CHARLESTON, W.Va. — Paving companies that are defendants in an antitrust lawsuit over the price of asphalt in West Virginia want a circuit judge to toss the Division of Highways out of the case because the state Attorney General never signed off on it.
“Actions on behalf of the State must be brought by and with the approval of the State’s constitutionally appointed lawyer, the Attorney General of West Virginia, who must represent the state in all litigation,” states the motion for dismissal that was filed Monday.
The lawyer for the paving companies is Booth Goodwin, former U.S. Attorney for West Virginia’s Southern District and a Democratic candidate for governor last spring.
In October, the private firm Bailey & Glasser filed lawsuits on behalf of Charleston, Parkersburg, Beckley and Bluefield. A couple of days later, the state Department of Transportation jumped on board the lawsuit.
Attorney General Patrick Morrisey has remained in the background. On Tuesday, state legislators at an interim session asked state Transportation Department officials to explain the Attorney General’s involvement and why private counsel had taken the lead in representing the state.

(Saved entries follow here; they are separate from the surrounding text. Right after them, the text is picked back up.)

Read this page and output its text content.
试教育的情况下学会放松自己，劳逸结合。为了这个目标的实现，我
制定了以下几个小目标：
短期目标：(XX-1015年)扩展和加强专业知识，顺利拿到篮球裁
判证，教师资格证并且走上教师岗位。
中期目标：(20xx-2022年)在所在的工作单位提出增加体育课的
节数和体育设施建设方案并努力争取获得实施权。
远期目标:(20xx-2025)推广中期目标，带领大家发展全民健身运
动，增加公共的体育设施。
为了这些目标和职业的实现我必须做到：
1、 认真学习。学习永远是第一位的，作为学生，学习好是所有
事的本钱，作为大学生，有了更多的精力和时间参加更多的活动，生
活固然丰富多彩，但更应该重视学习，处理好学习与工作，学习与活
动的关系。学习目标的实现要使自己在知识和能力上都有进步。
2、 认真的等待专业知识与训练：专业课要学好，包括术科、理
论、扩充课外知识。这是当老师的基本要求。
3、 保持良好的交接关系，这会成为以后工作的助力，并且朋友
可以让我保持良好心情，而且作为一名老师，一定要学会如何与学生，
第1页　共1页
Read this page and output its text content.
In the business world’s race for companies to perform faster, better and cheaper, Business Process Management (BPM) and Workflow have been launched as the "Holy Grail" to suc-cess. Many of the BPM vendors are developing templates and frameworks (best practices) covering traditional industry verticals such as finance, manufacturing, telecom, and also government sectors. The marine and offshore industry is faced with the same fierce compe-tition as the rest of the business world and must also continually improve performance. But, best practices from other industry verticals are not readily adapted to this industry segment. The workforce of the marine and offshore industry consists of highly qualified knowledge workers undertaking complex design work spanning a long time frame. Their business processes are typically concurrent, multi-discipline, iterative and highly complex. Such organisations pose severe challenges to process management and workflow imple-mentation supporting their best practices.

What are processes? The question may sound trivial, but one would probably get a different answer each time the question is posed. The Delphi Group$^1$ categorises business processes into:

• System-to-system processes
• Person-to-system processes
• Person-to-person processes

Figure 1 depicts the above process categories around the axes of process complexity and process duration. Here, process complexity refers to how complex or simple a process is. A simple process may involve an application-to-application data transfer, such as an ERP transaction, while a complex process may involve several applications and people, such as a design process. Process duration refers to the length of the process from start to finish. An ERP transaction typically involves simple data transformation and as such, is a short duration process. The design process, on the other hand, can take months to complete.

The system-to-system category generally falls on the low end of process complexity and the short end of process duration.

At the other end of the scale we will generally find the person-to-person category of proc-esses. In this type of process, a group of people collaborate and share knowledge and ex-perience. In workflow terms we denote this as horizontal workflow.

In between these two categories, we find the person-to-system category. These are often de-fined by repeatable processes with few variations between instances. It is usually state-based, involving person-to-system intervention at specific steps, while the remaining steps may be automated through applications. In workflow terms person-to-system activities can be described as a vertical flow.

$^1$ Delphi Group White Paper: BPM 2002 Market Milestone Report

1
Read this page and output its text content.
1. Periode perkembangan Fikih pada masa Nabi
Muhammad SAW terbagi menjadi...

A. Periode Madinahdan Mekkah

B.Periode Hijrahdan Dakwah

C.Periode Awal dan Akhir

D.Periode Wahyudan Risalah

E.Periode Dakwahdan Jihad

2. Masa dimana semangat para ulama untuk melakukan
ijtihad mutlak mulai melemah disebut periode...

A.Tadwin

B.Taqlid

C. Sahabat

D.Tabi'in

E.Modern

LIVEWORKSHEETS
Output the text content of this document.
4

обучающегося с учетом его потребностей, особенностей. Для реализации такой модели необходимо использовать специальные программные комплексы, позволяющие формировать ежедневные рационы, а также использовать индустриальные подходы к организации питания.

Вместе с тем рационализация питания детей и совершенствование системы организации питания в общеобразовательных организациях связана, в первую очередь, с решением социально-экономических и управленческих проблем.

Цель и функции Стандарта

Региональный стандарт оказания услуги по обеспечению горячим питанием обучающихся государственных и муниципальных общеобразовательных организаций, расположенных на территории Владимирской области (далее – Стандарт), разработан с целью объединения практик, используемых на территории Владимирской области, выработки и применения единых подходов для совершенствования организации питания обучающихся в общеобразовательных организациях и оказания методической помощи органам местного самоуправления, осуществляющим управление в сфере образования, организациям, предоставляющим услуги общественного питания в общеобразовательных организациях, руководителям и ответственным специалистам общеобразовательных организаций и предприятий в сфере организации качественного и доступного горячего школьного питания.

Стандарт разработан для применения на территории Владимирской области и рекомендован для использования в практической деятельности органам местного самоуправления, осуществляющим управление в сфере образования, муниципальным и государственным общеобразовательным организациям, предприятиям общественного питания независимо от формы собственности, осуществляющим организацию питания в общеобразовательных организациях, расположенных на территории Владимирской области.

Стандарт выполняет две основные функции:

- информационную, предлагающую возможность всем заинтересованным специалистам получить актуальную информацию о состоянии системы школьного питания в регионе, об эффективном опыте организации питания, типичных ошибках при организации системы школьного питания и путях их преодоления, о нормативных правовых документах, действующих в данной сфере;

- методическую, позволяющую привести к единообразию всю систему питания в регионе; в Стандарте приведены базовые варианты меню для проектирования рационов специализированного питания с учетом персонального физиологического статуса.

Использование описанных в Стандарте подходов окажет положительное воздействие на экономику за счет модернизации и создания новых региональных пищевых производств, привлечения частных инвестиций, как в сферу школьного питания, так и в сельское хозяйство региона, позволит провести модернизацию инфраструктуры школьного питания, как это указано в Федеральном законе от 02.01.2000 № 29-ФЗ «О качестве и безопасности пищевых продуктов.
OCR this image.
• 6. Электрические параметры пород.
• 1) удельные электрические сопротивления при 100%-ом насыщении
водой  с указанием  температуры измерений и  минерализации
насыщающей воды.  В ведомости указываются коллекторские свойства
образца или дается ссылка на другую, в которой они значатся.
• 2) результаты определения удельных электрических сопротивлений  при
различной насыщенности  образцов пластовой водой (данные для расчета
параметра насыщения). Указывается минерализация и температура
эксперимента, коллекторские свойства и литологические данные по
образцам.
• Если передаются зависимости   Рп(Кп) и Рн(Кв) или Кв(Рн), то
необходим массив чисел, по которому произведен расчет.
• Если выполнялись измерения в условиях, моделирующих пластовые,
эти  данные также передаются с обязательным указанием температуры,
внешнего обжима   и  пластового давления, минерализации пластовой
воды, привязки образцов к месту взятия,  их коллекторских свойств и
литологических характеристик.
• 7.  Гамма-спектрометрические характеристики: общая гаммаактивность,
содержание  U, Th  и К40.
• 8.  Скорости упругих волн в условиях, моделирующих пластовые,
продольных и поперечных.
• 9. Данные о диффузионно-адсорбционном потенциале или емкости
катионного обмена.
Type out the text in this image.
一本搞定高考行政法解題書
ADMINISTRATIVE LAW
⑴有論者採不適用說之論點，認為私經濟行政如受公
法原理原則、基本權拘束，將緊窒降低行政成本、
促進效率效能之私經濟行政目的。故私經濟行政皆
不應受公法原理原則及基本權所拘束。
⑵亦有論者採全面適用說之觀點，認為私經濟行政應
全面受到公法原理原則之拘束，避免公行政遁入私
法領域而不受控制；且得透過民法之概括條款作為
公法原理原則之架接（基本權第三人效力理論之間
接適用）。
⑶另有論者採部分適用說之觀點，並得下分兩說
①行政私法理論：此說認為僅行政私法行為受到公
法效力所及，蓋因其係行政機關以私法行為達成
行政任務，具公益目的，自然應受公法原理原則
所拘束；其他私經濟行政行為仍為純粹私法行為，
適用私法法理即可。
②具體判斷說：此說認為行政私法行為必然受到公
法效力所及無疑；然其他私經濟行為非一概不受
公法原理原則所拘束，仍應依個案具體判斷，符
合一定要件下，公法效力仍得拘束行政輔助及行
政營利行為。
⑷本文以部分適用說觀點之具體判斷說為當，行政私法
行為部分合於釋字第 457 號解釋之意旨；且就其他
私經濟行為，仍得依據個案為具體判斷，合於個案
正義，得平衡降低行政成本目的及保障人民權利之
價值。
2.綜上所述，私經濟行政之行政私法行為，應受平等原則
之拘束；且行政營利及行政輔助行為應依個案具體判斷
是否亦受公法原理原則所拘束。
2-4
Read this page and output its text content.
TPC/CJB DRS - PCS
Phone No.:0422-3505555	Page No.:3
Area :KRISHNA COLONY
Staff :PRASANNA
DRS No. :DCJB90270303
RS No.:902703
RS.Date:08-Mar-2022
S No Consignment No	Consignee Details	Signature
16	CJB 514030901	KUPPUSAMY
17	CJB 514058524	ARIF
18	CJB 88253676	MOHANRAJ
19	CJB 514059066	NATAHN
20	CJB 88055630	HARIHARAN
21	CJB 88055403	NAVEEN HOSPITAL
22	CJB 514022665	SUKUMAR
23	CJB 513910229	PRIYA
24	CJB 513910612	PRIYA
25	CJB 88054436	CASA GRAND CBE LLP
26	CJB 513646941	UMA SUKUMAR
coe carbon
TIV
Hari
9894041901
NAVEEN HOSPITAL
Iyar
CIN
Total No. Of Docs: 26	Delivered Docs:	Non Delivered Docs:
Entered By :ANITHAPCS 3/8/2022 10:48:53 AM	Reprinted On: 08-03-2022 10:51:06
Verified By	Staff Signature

After the legislative meeting, Morrisey’s office responded with an emailed statement from spokesman Curtis Johnson: “Our office and the Department of Transportation are engaged in cooperative discussions to handle this matter appropriately. There is no further comment at this time.”
The government agencies involved in the lawsuit claim competition among asphalt suppliers has been suppressed to the point that they’re paying 40 percent more to pave roads and patch potholes than they really should.
The lawsuits contend that the asphalt suppliers have engaged in predatory practices, undercutting and sometimes absorbing competitors. The lawsuit names West Virginia Paving as well as several asphalt providers that are alleged to be either openly or covertly related.
“Combined, the defendants are an industry colossus,” the lawsuits claim.
The Division of Transportation announced its involvement in the lawsuit on Oct. 14, two days after it was initially filed by the cities. The announcement specified that Bailey & Glasser would be representing the state.
“About one year ago, I directed the Legal Division to review and explore options to redress apparent anti-competitive behavior and monopolistic conduct in West Virginia’s asphalt market,” Transportation Secretary Paul Mattox stated in his department’s announcement about the lawsuit.
“We have now concluded that filing this complaint is necessary to ensure our taxpayers aren’t unfairly bearing the financial burden of this improper behavior.
The Attorney General’s involvement in the asphalt antitrust suits became an issue during the general election. At the time, Morrisey said he couldn’t discuss his office’s role because the issue is a pending legal matter.
“We’re prohibited under the law from discussing that,” Morrisey said at the time on MetroNews Talkline. “We care very deeply about these allegations. They’re very serious.”
That drew criticism from his Democratic opponent, Doug Reynolds: “For over a year they’ve been pushing for him to get involved, and he’s stonewalled it,” Reynolds said. “When it’s politically convenient for him, he’s holding press conferences.”
During Tuesday’s interim session of the Joint Legislative Oversight Commission on Department of Transportation Accountability, lawmakers asked Mike Folio, counsel for the DOT if the Attorney General’s office turned down a role in leading the lawsuit.
“I was not involved in those discussions,” Folio responded. “I think Mr. Morrisey wants to be involved and he should be involved in this action. I’ve had discussions with him and his staff. He has an interest in protecting the taxpayers with this particular legal action.”
Legislators also asked Folio to describe any participation by the Attorney General’s office.
“I’ve been having discussions with the AG, good positive discussions – we’re going to work together on this,” Folio said.
That answer wasn’t specific enough for Delegate Marty Gearheart, chairman of the committee. He asked the Transportation Department to prepare a narrative for the next time the committee meets to describe how and why outside counsel was selected instead of going with lawyers from the Attorney General’s office.
The paving companies contend that state law requires involvement by the Attorney General.
“While there is a bidding process whereby private attorneys may be engaged to serve on behalf of the Attorney General, DOH has entirely sidestepped that process,” according to the motion to dismiss.
The motion cites the West Virginia Constitution, state code and related decisions by the state Supreme Court.
The paving companies say that if outside counsel is used to represent the state, as sometimes happens, there has to be a competitive bidding process.
“While it is unclear at this point whether DOH has unlawfully paid its private counsel with any public funds, it is clear that DOH has improperly engaged outside counsel without involving the Attorney General in the process,” the motion states.
The motion concludes, “DOH has no statutory authority to hire outside counsel and file lawsuits on its own and without the State’s constitutionally appointed and democratically elected lawyer, the Attorney General.
“Not only is DOH not statutorily authorized, it is in fact statutorily and constitutionally barred as well. As such, this Complaint is fatally flawed and indeed a legal nullity. Accordingly, it should be dismissed in its entirety.”
The case has been assigned to Kanawha Circuit Judge Duke Bloom.